Revocato lo sciopero del primo marzo. I verificatori di Ataf hanno trovato alcuni passeggeri in possesso di titoli di viaggio falsi ed avvisa che il titolo di viaggio contraffatto non esenta il cliente dal ricevere la sanzione


TRASPORTO PUBBLICO —
Le rappresentanze sindacali di Ataf hanno revocato l'adesione allo sciopero nazionale del primo marzo, dopo che la Commissione di garanzia ha sottolineato l'impossibilità di privare i cittadini del servizio di trasporto pubblico a soli due giorni dallo sciopero indetto dai sindacati di Gest per domani, martedì 28 febbraio.
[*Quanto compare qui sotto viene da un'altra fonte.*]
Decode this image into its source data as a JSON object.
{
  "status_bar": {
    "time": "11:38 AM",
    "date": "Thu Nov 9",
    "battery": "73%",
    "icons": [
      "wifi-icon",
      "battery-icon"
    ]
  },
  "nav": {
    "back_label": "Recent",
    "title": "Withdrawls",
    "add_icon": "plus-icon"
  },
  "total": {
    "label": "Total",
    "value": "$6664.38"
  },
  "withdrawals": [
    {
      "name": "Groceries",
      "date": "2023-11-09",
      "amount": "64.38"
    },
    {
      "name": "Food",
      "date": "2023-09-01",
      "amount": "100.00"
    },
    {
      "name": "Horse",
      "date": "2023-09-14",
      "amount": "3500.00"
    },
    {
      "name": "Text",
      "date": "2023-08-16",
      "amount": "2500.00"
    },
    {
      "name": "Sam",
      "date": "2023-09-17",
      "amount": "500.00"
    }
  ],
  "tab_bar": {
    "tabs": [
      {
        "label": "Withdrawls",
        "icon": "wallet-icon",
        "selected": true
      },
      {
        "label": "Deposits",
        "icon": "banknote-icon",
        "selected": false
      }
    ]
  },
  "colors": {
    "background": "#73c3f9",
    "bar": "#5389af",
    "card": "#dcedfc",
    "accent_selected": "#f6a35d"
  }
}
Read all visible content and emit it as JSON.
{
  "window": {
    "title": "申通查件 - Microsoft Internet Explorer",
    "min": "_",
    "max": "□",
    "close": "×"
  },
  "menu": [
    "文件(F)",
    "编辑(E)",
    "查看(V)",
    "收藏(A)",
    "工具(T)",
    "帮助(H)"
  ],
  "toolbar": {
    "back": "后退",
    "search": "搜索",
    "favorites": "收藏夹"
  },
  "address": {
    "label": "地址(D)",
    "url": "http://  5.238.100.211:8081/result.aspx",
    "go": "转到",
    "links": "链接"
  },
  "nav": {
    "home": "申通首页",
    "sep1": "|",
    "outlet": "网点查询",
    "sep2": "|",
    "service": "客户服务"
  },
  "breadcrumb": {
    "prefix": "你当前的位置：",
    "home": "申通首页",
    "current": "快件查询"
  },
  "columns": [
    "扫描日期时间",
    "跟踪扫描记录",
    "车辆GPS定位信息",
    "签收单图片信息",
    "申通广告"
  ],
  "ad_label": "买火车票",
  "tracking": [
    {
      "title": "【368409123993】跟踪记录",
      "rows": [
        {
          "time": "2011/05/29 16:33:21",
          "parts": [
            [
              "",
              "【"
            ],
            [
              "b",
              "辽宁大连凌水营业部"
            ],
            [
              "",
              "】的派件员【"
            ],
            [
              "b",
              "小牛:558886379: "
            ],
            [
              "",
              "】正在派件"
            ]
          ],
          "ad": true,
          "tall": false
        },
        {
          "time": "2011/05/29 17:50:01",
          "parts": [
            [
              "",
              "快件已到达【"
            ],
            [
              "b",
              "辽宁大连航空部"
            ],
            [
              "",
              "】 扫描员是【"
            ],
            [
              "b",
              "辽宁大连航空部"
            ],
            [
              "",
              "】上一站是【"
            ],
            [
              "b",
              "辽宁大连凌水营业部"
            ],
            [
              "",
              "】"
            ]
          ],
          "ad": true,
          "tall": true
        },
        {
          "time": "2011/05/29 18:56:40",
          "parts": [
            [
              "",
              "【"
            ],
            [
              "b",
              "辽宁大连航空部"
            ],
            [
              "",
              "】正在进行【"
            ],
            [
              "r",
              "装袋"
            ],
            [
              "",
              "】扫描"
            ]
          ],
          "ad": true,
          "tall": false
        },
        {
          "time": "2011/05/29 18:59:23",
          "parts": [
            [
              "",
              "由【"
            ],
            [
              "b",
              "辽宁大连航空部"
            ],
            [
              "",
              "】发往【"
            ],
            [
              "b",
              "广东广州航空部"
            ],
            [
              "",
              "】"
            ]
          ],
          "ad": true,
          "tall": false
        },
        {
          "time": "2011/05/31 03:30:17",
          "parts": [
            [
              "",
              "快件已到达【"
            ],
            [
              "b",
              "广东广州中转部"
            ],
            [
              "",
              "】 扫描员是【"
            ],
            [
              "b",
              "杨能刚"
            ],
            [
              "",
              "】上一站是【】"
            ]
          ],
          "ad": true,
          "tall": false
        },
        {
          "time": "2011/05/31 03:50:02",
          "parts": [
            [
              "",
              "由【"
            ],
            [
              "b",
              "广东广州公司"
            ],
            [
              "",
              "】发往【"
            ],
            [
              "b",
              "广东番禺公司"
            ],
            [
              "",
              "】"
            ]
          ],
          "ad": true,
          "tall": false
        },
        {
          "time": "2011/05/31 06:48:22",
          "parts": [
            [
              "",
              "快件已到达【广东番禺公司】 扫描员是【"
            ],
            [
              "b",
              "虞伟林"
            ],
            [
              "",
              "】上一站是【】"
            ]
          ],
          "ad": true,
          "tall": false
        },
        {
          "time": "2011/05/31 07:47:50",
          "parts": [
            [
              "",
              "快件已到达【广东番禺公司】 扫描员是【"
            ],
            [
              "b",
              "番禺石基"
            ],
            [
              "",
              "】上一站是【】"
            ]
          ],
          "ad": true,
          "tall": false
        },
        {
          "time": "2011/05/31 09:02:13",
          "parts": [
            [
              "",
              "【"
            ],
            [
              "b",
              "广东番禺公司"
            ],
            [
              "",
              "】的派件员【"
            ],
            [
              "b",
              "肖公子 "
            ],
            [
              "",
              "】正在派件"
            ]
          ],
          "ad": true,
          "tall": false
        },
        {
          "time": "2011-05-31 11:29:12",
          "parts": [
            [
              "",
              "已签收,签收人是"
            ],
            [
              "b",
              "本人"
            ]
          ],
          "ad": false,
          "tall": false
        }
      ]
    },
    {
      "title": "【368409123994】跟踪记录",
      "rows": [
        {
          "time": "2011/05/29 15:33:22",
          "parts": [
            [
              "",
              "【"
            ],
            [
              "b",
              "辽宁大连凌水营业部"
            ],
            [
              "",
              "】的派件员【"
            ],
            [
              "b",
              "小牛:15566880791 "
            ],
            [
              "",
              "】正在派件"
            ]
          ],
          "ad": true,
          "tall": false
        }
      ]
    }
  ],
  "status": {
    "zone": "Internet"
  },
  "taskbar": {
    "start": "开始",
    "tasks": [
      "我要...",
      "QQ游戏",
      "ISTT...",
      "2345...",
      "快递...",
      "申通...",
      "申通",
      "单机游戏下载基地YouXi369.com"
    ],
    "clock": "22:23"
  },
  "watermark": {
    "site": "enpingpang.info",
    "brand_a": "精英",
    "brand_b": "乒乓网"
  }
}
Secondo la Commissione di Garanzia, infatti, i due scioperi del 28 febbraio e del primo marzo non avrebbero rispettato la cosiddetta "regola della rarefazione oggettiva": due proteste troppo ravvicinate per lo stesso bacino di utenza.

Intanto i passeggeri fanno i conti con i biglietti falsi.
Totalmente ignari di aver acquistato titoli di viaggio contraffatti, hanno fornito ai verificatori indicazioni utili che sono servite all'azienda per sporgere denuncia ai Carabinieri.

Ataf rivolge un appello a tutti i passeggeri: è necessario controllare bene il titolo di viaggio acquistato perchè, anche se l'utente è completamente in buona fede, il verificatore che riscontri irregolarità in biglietti e abbonamenti applica la sanzione.

Le rappresentanze sindacali di Ataf hanno quindi revocato l'adesione allo sciopero nazionale del primo marzo, mentre è stato confermato lo sciopero di domani che interessa i lavoratori della tranvia.